As you may know from the first article, I successfully passed my VCP7-DTM exam and now I’m studying for the VCAP7-DTM Design certification.
Before we take a closer look at the different objectives or requirements, there is one important information about the VCIX7-DTM track. Since no VCAP7-DTM Deploy exam is available and it’s not clear yet when this exam will be published, you only need the VCAP7-DTM Design certification to earn the VCIX7-DTM status.

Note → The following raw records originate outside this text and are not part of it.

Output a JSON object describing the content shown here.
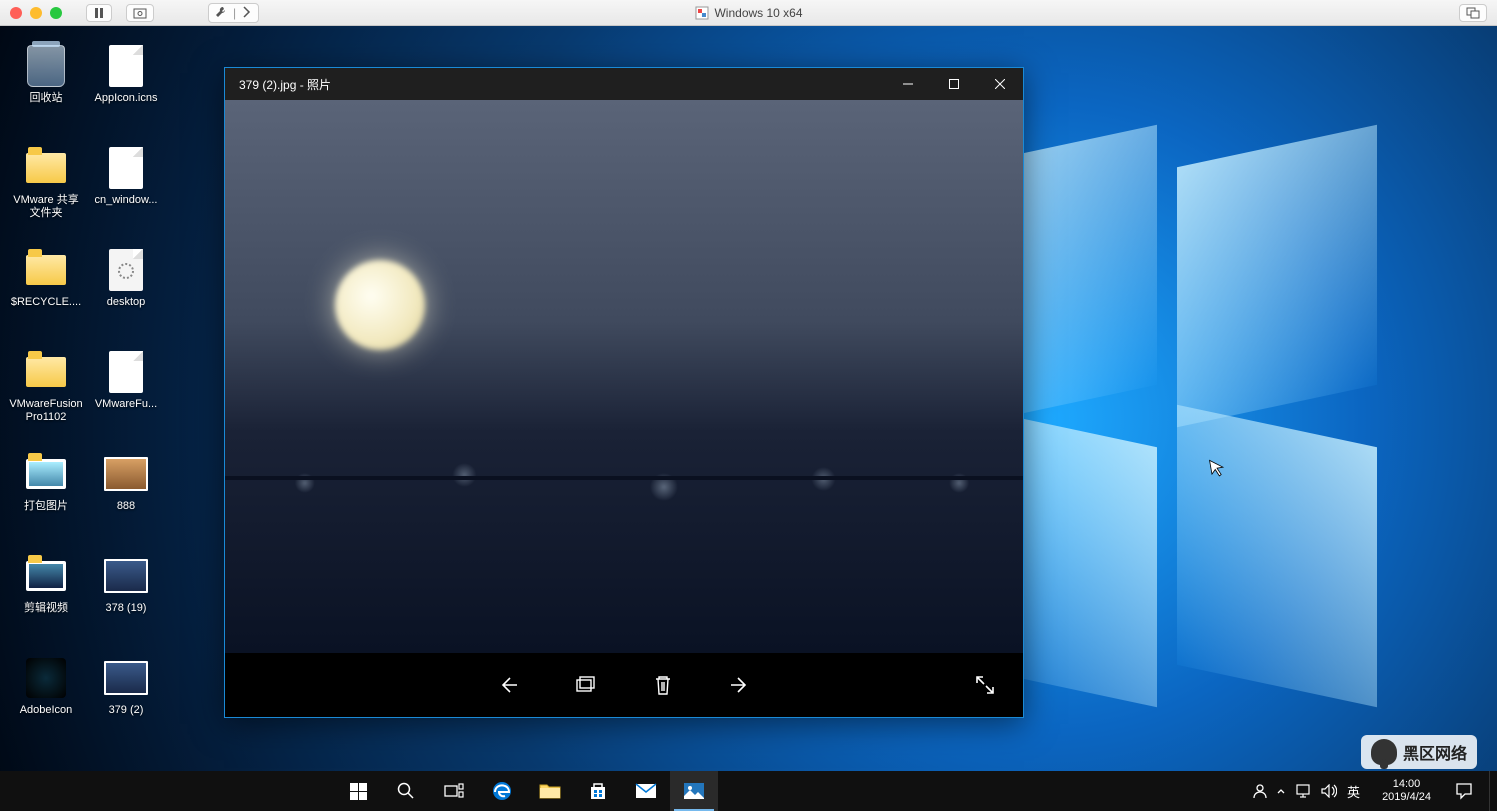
{
  "mac": {
    "title": "Windows 10 x64"
  },
  "desktop_icons": [
    {
      "label": "回收站",
      "type": "bin"
    },
    {
      "label": "AppIcon.icns",
      "type": "file"
    },
    {
      "label": "VMware 共享文件夹",
      "type": "folder"
    },
    {
      "label": "cn_window...",
      "type": "file"
    },
    {
      "label": "$RECYCLE....",
      "type": "folder"
    },
    {
      "label": "desktop",
      "type": "file"
    },
    {
      "label": "VMwareFusionPro1102",
      "type": "folder"
    },
    {
      "label": "VMwareFu...",
      "type": "file"
    },
    {
      "label": "打包图片",
      "type": "folder"
    },
    {
      "label": "888",
      "type": "thumb"
    },
    {
      "label": "剪辑视频",
      "type": "folder"
    },
    {
      "label": "378 (19)",
      "type": "thumb"
    },
    {
      "label": "AdobeIcon",
      "type": "file-dark"
    },
    {
      "label": "379 (2)",
      "type": "thumb"
    }
  ],
  "photos": {
    "title": "379 (2).jpg - 照片"
  },
  "taskbar": {
    "tray": {
      "ime": "英"
    },
    "clock": {
      "time": "14:00",
      "date": "2019/4/24"
    }
  },
  "watermark": "黑区网络"
}
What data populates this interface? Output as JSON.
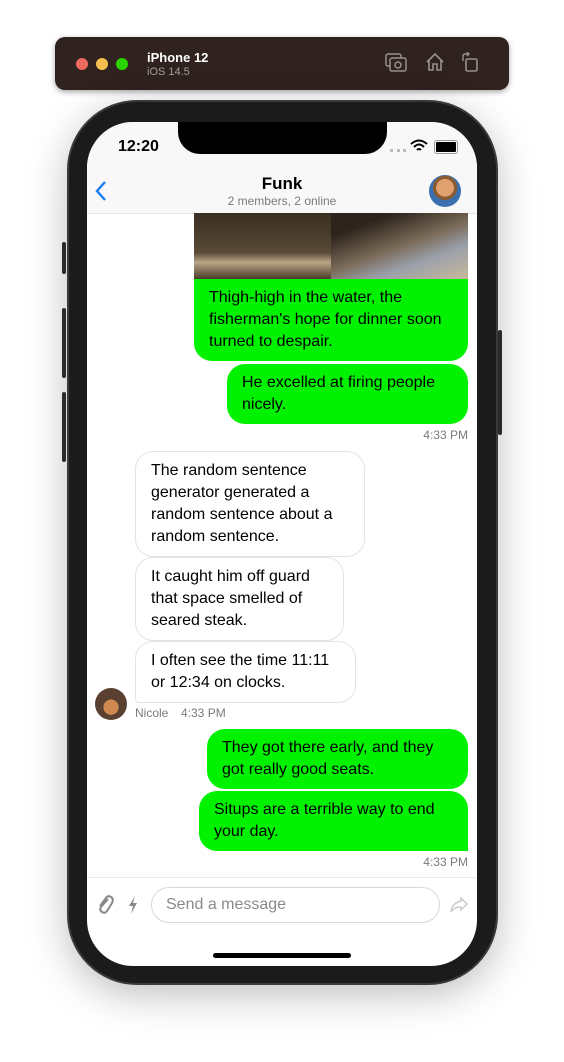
{
  "simulator": {
    "device": "iPhone 12",
    "os": "iOS 14.5",
    "icons": [
      "screenshot-icon",
      "home-icon",
      "rotate-icon"
    ]
  },
  "status_bar": {
    "time": "12:20"
  },
  "header": {
    "title": "Funk",
    "subtitle": "2 members, 2 online"
  },
  "messages": [
    {
      "side": "right",
      "text": "Thigh-high in the water, the fisherman's hope for dinner soon turned to despair.",
      "has_image": true
    },
    {
      "side": "right",
      "text": "He excelled at firing people nicely."
    },
    {
      "side": "right",
      "time": "4:33 PM"
    },
    {
      "side": "left",
      "text": "The random sentence generator generated a random sentence about a random sentence."
    },
    {
      "side": "left",
      "text": "It caught him off guard that space smelled of seared steak."
    },
    {
      "side": "left",
      "text": "I often see the time 11:11 or 12:34 on clocks."
    },
    {
      "side": "left",
      "author": "Nicole",
      "time": "4:33 PM"
    },
    {
      "side": "right",
      "text": "They got there early, and they got really good seats."
    },
    {
      "side": "right",
      "text": "Situps are a terrible way to end your day."
    },
    {
      "side": "right",
      "time": "4:33 PM"
    }
  ],
  "composer": {
    "placeholder": "Send a message"
  },
  "colors": {
    "own_bubble": "#00f200",
    "accent": "#1a7cf5"
  }
}
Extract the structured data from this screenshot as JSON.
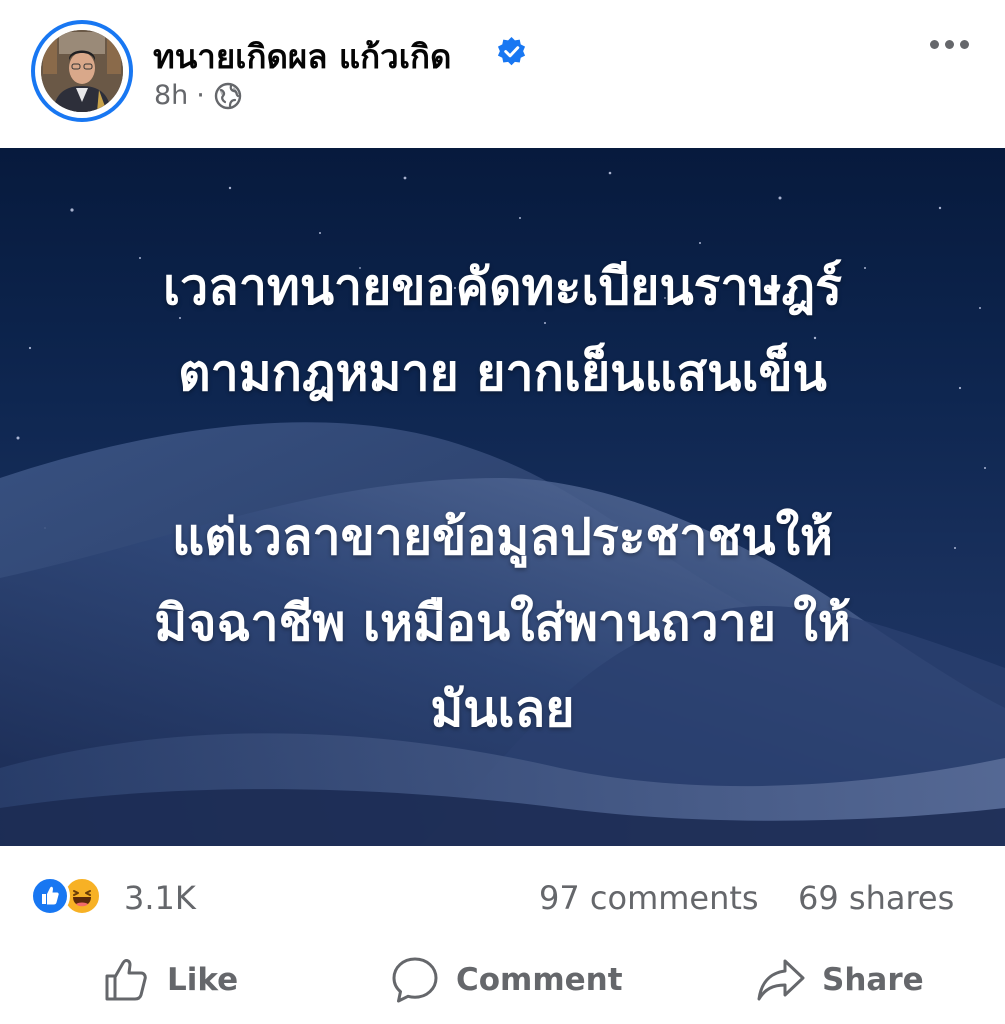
{
  "post": {
    "author": "ทนายเกิดผล แก้วเกิด",
    "time": "8h",
    "separator": "·",
    "audience_icon": "globe-icon",
    "verified_icon": "verified-badge-icon",
    "more_icon": "more-options-icon",
    "image_text": {
      "line1": "เวลาทนายขอคัดทะเบียนราษฎร์",
      "line2": "ตามกฎหมาย ยากเย็นแสนเข็น",
      "line3": "แต่เวลาขายข้อมูลประชาชนให้",
      "line4": "มิจฉาชีพ เหมือนใส่พานถวาย ให้",
      "line5": "มันเลย"
    }
  },
  "stats": {
    "reaction_icons": [
      "like-reaction-icon",
      "haha-reaction-icon"
    ],
    "reactions": "3.1K",
    "comments": "97 comments",
    "shares": "69 shares"
  },
  "actions": {
    "like": "Like",
    "comment": "Comment",
    "share": "Share"
  },
  "colors": {
    "accent": "#1877f2",
    "muted_text": "#65676b",
    "haha": "#f7b125",
    "image_bg": "#0e2650"
  }
}
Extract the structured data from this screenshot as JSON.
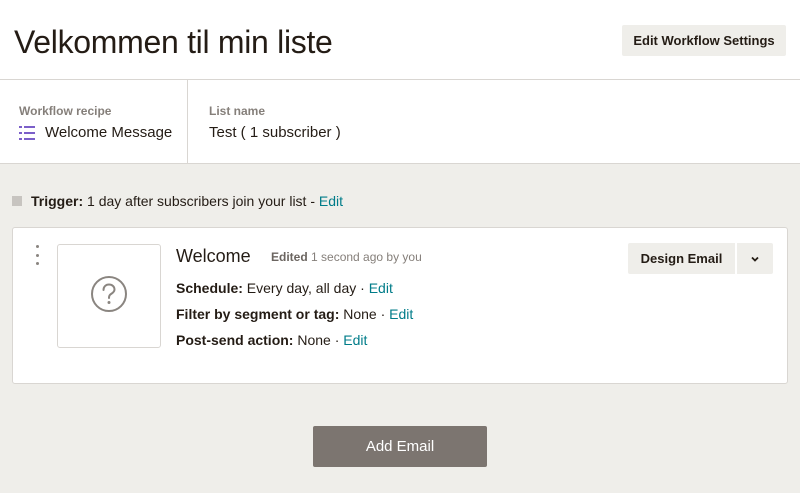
{
  "header": {
    "title": "Velkommen til min liste",
    "settings_button": "Edit Workflow Settings"
  },
  "info": {
    "recipe_label": "Workflow recipe",
    "recipe_value": "Welcome Message",
    "recipe_icon": "list-icon",
    "list_label": "List name",
    "list_value": "Test ( 1 subscriber )"
  },
  "trigger": {
    "label": "Trigger:",
    "text": " 1 day after subscribers join your list - ",
    "edit": "Edit"
  },
  "email": {
    "name": "Welcome",
    "edited_label": "Edited",
    "edited_text": " 1 second ago by you",
    "thumbnail_icon": "question-mark-icon",
    "schedule_label": "Schedule:",
    "schedule_value": " Every day, all day · ",
    "filter_label": "Filter by segment or tag:",
    "filter_value": " None · ",
    "postsend_label": "Post-send action:",
    "postsend_value": " None · ",
    "edit": "Edit",
    "design_button": "Design Email",
    "dropdown_icon": "chevron-down-icon"
  },
  "add_email_button": "Add Email",
  "colors": {
    "accent_link": "#007c89",
    "recipe_icon": "#7b5fc9",
    "add_button_bg": "#7c7570",
    "page_bg": "#efeeea"
  }
}
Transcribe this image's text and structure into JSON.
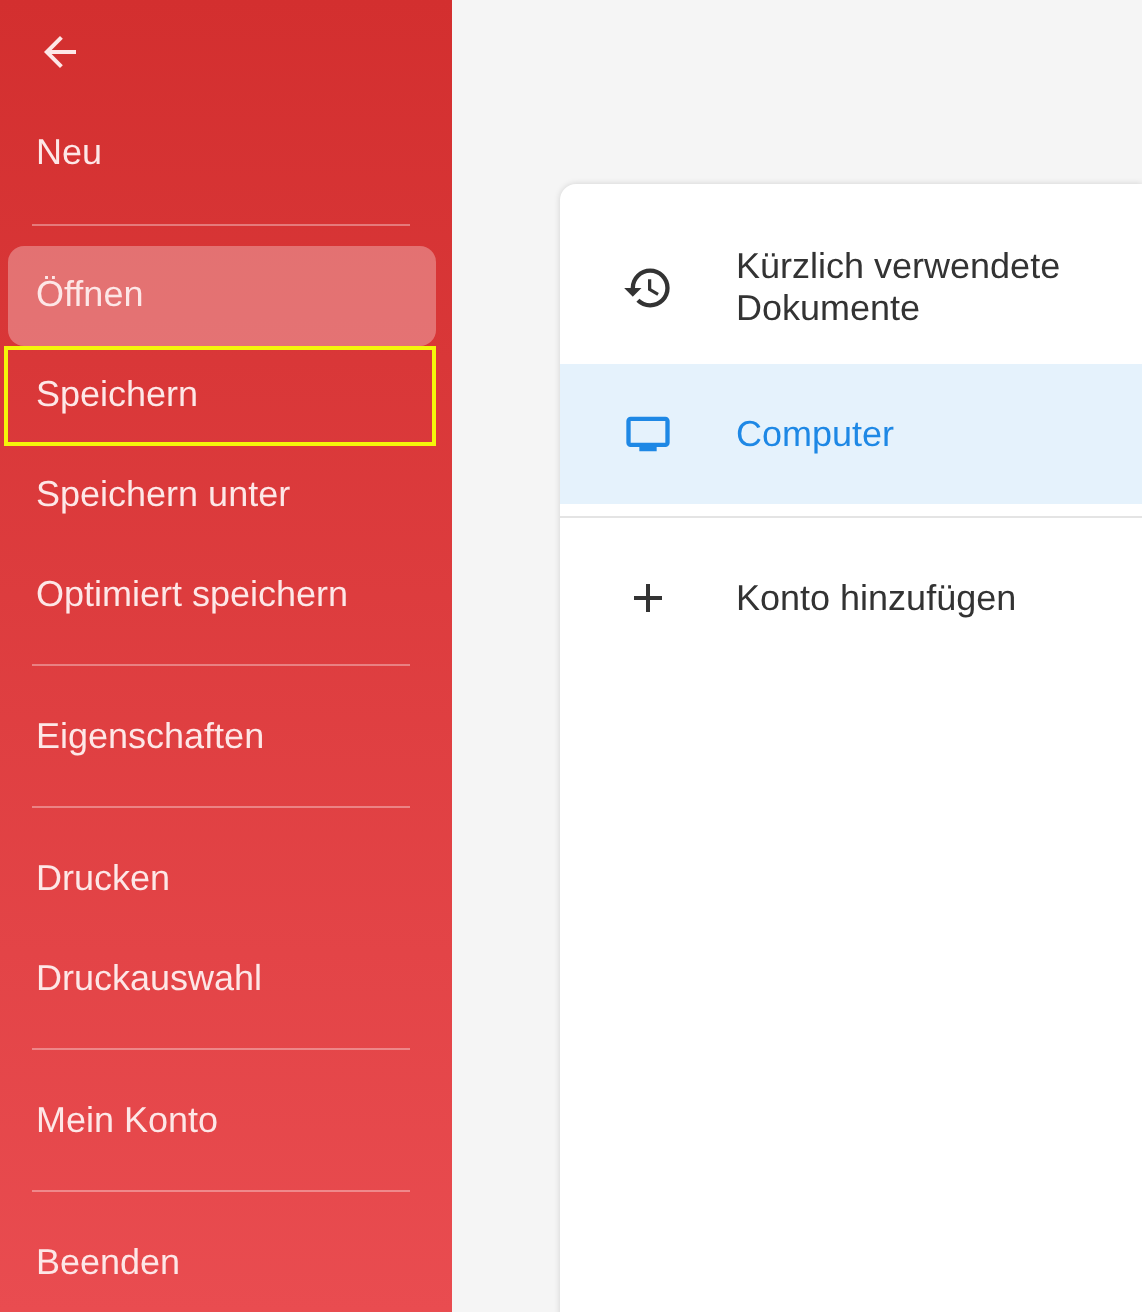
{
  "back_button": {
    "kind": "back"
  },
  "menu_groups": [
    {
      "items": [
        {
          "label": "Neu",
          "selected": false,
          "focused": false
        }
      ]
    },
    {
      "items": [
        {
          "label": "Öffnen",
          "selected": true,
          "focused": false
        },
        {
          "label": "Speichern",
          "selected": false,
          "focused": true
        },
        {
          "label": "Speichern unter",
          "selected": false,
          "focused": false
        },
        {
          "label": "Optimiert speichern",
          "selected": false,
          "focused": false
        }
      ]
    },
    {
      "items": [
        {
          "label": "Eigenschaften",
          "selected": false,
          "focused": false
        }
      ]
    },
    {
      "items": [
        {
          "label": "Drucken",
          "selected": false,
          "focused": false
        },
        {
          "label": "Druckauswahl",
          "selected": false,
          "focused": false
        }
      ]
    },
    {
      "items": [
        {
          "label": "Mein Konto",
          "selected": false,
          "focused": false
        }
      ]
    },
    {
      "items": [
        {
          "label": "Beenden",
          "selected": false,
          "focused": false
        }
      ]
    }
  ],
  "locations": [
    {
      "kind": "history",
      "label": "Kürzlich verwendete Dokumente",
      "selected": false
    },
    {
      "kind": "computer",
      "label": "Computer",
      "selected": true
    }
  ],
  "add_account": {
    "kind": "plus",
    "label": "Konto hinzufügen"
  }
}
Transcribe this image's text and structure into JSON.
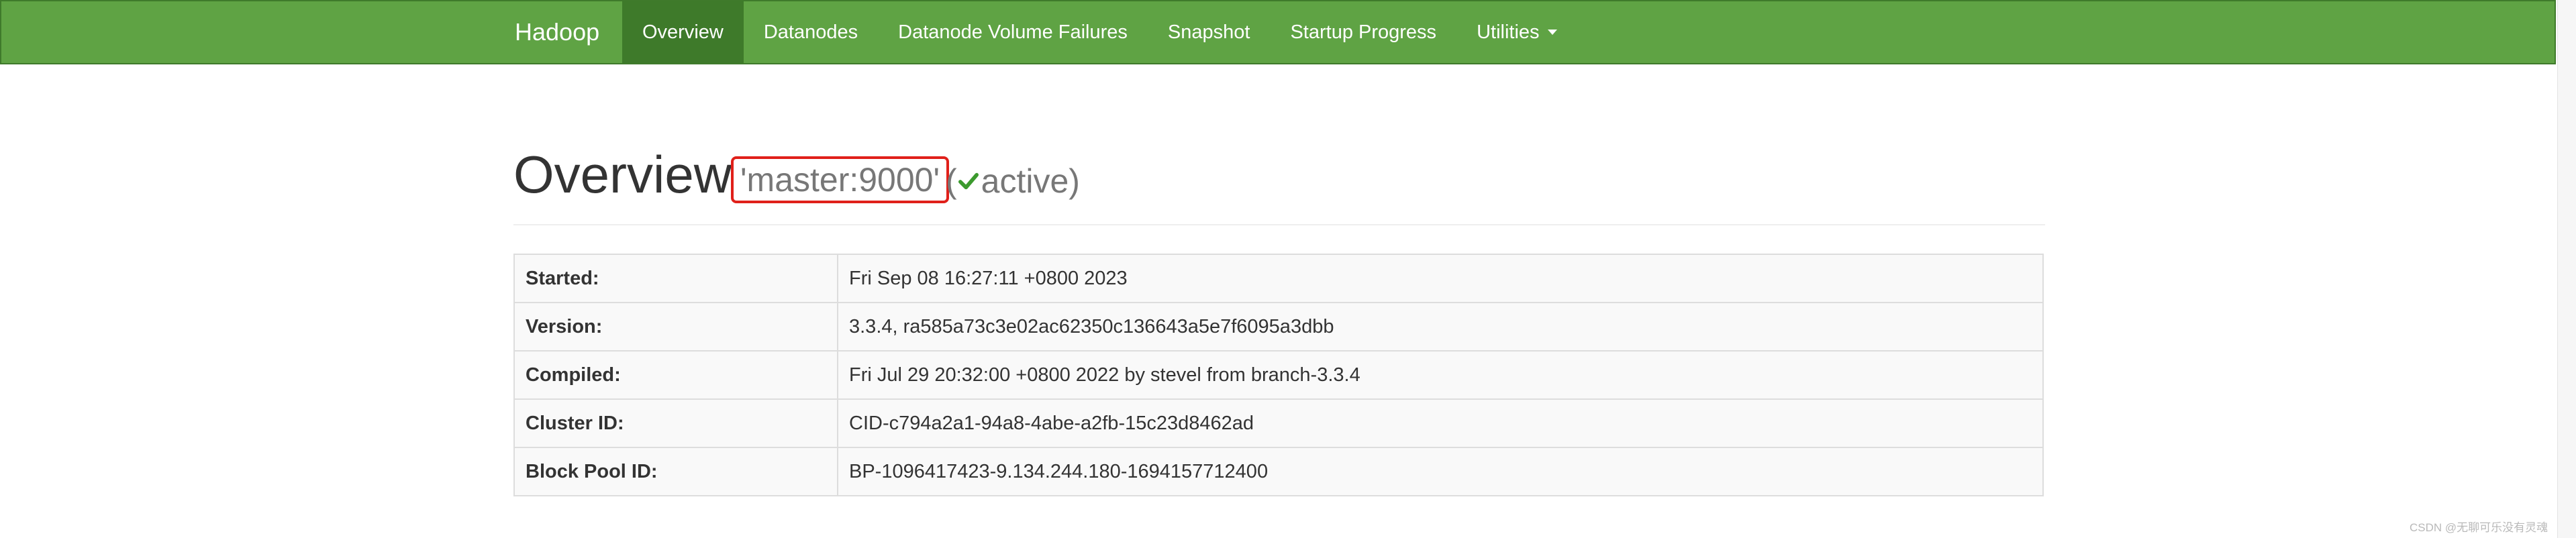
{
  "navbar": {
    "brand": "Hadoop",
    "items": [
      {
        "label": "Overview",
        "active": true
      },
      {
        "label": "Datanodes"
      },
      {
        "label": "Datanode Volume Failures"
      },
      {
        "label": "Snapshot"
      },
      {
        "label": "Startup Progress"
      },
      {
        "label": "Utilities"
      }
    ],
    "color": "#5fa344",
    "active_color": "#3e7a2a"
  },
  "header": {
    "title": "Overview",
    "host": "'master:9000'",
    "status_open": "(",
    "status_text": "active)",
    "status_icon": "check-icon",
    "highlight_color": "#e0201a"
  },
  "summary": {
    "rows": [
      {
        "label": "Started:",
        "value": "Fri Sep 08 16:27:11 +0800 2023"
      },
      {
        "label": "Version:",
        "value": "3.3.4, ra585a73c3e02ac62350c136643a5e7f6095a3dbb"
      },
      {
        "label": "Compiled:",
        "value": "Fri Jul 29 20:32:00 +0800 2022 by stevel from branch-3.3.4"
      },
      {
        "label": "Cluster ID:",
        "value": "CID-c794a2a1-94a8-4abe-a2fb-15c23d8462ad"
      },
      {
        "label": "Block Pool ID:",
        "value": "BP-1096417423-9.134.244.180-1694157712400"
      }
    ]
  },
  "watermark": "CSDN @无聊可乐没有灵魂"
}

I have got this information from VMware certification.
Section 1 – Create a Horizon Conceptual Design
Let’s have a look at the different objectives from section 1 and see what they mean for me using my learning resources.
Objective 1.1 – Gather and analyze requirements
Objective 1.2 – Gather and analyze application requirements
Objective 1.3 – Differentiate requirements, risks, constraints and assumptions
Objective 1.4 – Evaluate existing business practices against established use cases
The gathering of requirements (functional and nonfunctional) is an essential part of the whole design and deploy process.
A functional requirement describes what the solution must do or accomplish. Example: Limit access to a specific user group
A nonfunctional requirement describes the characteristics of a solution. Example: Horizon service uptime of 99.99%
To have a good and valid design you also have to define goals, requirements, risks, constraints and assumptions.
Normally, defining goals is one of the easier parts when it comes to a design. When you interview the different key stakeholders and use the right questions, you already have the business objectives or goals. The goals are the business drivers and it’s important for you as architect to understand all the objectives to fulfill the customer’s needs.
What are the company’s business needs?
Do they want to increase user mobility?
Lower the operational costs with a faster deployment method?
Is remote access needed?
Make sure that your defined goals are smart.
If your design process is based on the VMware Delivery Excellence Methodology, then you know that the assessment phase focuses on the scope of the project and the data-gathering for the design. You need to understand the customer’s requirements and for that you need to interview different key stakeholders to create a design which meets all the needs.
After you have gathered all the requirements, you must document them and write down the constraints, assumptions and risks.
With all the information about the current state, the business requirements and the application requirements, you are able to create an enterprise infrastructure design based on a three-step model. The conceptual design is the first one to begin with:
– Conceptual Design (Section 1)
– Logical Design (Section 2)
– Physical Design (Section 3)
If you have the VDI Design Guide then you will find a diagram (and more information) starting on page 39.